Detalles de la contracción económica
El indicador global de la actividad económica (IGAE) mostró una caída del 0.9% en términos desestacionalizados durante enero. Este dato es particularmente preocupante, ya que se trata de la mayor contracción mensual en más de un año, superando incluso las expectativas más pesimistas de los analistas. La economía mexicana enfrenta presiones tanto internas como externas que han impactado su desempeño.
Sectores más afectados
La contracción se distribuyó de manera desigual entre los diferentes sectores de la economía:
- Actividades secundarias: Este sector, que incluye la industria manufacturera y la construcción, registró una caída del 1.1%, siendo el más golpeado por la desaceleración.

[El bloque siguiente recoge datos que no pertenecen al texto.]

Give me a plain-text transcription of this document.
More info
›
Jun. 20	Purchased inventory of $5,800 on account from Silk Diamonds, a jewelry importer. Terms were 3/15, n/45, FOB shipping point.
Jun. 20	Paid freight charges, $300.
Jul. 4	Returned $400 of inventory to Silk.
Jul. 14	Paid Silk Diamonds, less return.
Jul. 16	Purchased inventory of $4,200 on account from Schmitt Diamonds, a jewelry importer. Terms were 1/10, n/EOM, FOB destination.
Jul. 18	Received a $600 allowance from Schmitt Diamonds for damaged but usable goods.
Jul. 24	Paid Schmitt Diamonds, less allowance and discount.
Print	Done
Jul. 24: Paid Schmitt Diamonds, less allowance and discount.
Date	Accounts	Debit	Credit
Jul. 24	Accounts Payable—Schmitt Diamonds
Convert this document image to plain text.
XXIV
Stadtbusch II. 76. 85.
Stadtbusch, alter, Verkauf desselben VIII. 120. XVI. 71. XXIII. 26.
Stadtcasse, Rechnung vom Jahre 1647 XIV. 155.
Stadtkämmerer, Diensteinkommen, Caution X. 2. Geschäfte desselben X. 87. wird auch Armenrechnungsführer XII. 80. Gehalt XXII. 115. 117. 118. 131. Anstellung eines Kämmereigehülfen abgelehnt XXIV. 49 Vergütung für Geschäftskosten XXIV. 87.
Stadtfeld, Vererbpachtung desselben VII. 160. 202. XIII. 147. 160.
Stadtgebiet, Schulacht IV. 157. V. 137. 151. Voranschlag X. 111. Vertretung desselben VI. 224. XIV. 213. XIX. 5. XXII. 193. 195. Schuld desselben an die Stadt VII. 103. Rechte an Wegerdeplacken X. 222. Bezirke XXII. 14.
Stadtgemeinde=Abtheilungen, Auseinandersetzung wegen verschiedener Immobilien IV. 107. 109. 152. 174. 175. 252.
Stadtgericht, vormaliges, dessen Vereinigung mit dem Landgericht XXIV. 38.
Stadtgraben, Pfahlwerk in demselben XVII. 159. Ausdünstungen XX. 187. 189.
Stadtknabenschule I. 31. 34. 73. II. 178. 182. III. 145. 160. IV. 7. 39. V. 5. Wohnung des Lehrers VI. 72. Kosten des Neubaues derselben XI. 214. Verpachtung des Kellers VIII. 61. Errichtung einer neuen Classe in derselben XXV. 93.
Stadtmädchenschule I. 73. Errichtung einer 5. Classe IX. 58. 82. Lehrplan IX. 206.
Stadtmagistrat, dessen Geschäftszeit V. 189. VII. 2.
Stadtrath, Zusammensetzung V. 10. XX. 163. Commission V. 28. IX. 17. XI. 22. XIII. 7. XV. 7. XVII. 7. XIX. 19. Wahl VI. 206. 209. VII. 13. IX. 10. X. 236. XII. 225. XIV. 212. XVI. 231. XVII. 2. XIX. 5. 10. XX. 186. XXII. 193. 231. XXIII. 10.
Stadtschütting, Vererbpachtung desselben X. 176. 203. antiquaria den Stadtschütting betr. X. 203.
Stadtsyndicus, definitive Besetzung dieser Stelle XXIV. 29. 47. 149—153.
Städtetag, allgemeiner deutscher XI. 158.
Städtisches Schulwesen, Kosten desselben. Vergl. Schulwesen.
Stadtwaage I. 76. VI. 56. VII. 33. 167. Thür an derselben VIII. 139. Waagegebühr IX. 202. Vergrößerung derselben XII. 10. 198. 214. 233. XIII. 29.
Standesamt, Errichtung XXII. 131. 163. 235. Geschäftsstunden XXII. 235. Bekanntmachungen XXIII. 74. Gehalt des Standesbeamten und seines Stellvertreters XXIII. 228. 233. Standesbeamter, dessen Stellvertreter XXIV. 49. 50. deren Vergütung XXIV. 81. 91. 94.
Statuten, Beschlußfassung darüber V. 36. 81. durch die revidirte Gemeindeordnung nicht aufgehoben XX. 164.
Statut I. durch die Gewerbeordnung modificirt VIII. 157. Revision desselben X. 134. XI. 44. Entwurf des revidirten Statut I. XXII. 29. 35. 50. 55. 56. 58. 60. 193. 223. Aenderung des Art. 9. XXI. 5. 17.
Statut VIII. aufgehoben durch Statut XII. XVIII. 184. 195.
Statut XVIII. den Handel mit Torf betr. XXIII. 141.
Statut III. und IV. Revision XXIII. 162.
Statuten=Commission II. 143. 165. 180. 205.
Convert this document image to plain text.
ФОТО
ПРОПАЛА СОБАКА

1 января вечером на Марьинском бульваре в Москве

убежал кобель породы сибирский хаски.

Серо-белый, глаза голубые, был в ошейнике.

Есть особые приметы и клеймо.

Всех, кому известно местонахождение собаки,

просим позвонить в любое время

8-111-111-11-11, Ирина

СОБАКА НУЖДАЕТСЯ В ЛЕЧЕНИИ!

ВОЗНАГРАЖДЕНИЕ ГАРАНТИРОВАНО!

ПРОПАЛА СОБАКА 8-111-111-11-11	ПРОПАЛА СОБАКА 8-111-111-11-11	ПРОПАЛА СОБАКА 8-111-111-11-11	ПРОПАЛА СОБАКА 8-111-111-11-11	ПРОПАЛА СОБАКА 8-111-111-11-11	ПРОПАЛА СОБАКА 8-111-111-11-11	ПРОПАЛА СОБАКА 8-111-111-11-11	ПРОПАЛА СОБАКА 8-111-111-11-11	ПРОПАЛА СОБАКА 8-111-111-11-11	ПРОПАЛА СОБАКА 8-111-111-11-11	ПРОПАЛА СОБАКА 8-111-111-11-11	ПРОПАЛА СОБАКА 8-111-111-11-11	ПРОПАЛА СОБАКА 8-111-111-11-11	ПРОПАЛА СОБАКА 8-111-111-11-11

- Actividades terciarias: Los servicios, que representan una parte importante de la economía, cayeron un 0.8%, reflejando una disminución en el consumo y la demanda.
- Actividades primarias: Aunque en menor medida, el sector primario también mostró una contracción del 0.3%, afectado por factores climáticos y de mercado.
Contexto y perspectivas
Esta contracción del 0.9% en enero contrasta con el crecimiento anual del 2.5% registrado en el mismo mes del año anterior, lo que evidencia un cambio significativo en la dinámica económica. Los expertos atribuyen este desempeño a varios factores, incluyendo la incertidumbre global, las tensiones comerciales y las políticas internas que han generado volatilidad en los mercados.
El Banco de México (Banxico) ha mantenido una postura cautelosa ante estos datos, señalando la necesidad de monitorear de cerca la evolución de la actividad económica para ajustar sus políticas monetarias si es necesario. Por otro lado, el gobierno federal ha destacado que se están implementando medidas para reactivar el crecimiento, aunque los resultados aún no se reflejan en los indicadores.
Impacto en el panorama económico
La caída del 0.9% en enero plantea desafíos importantes para las proyecciones de crecimiento del PIB para 2024. Muchas instituciones financieras han revisado a la baja sus estimaciones, anticipando un año con un crecimiento más moderado de lo esperado inicialmente. Esto podría tener implicaciones en áreas como el empleo, la inversión y el consumo, afectando directamente a la población.
Además, este resultado refuerza la necesidad de políticas económicas más efectivas y coordinadas entre los diferentes niveles de gobierno y el sector privado. La recuperación dependerá en gran medida de la capacidad para enfrentar los obstáculos estructurales que limitan el potencial de crecimiento de México.
En resumen, el inicio de año ha sido complicado para la economía mexicana, con una contracción del 0.9% que marca el peor desempeño en 13 meses. Los próximos meses serán cruciales para determinar si esta tendencia se revierte o si se consolida, lo que requerirá atención constante y acciones decididas por parte de las autoridades.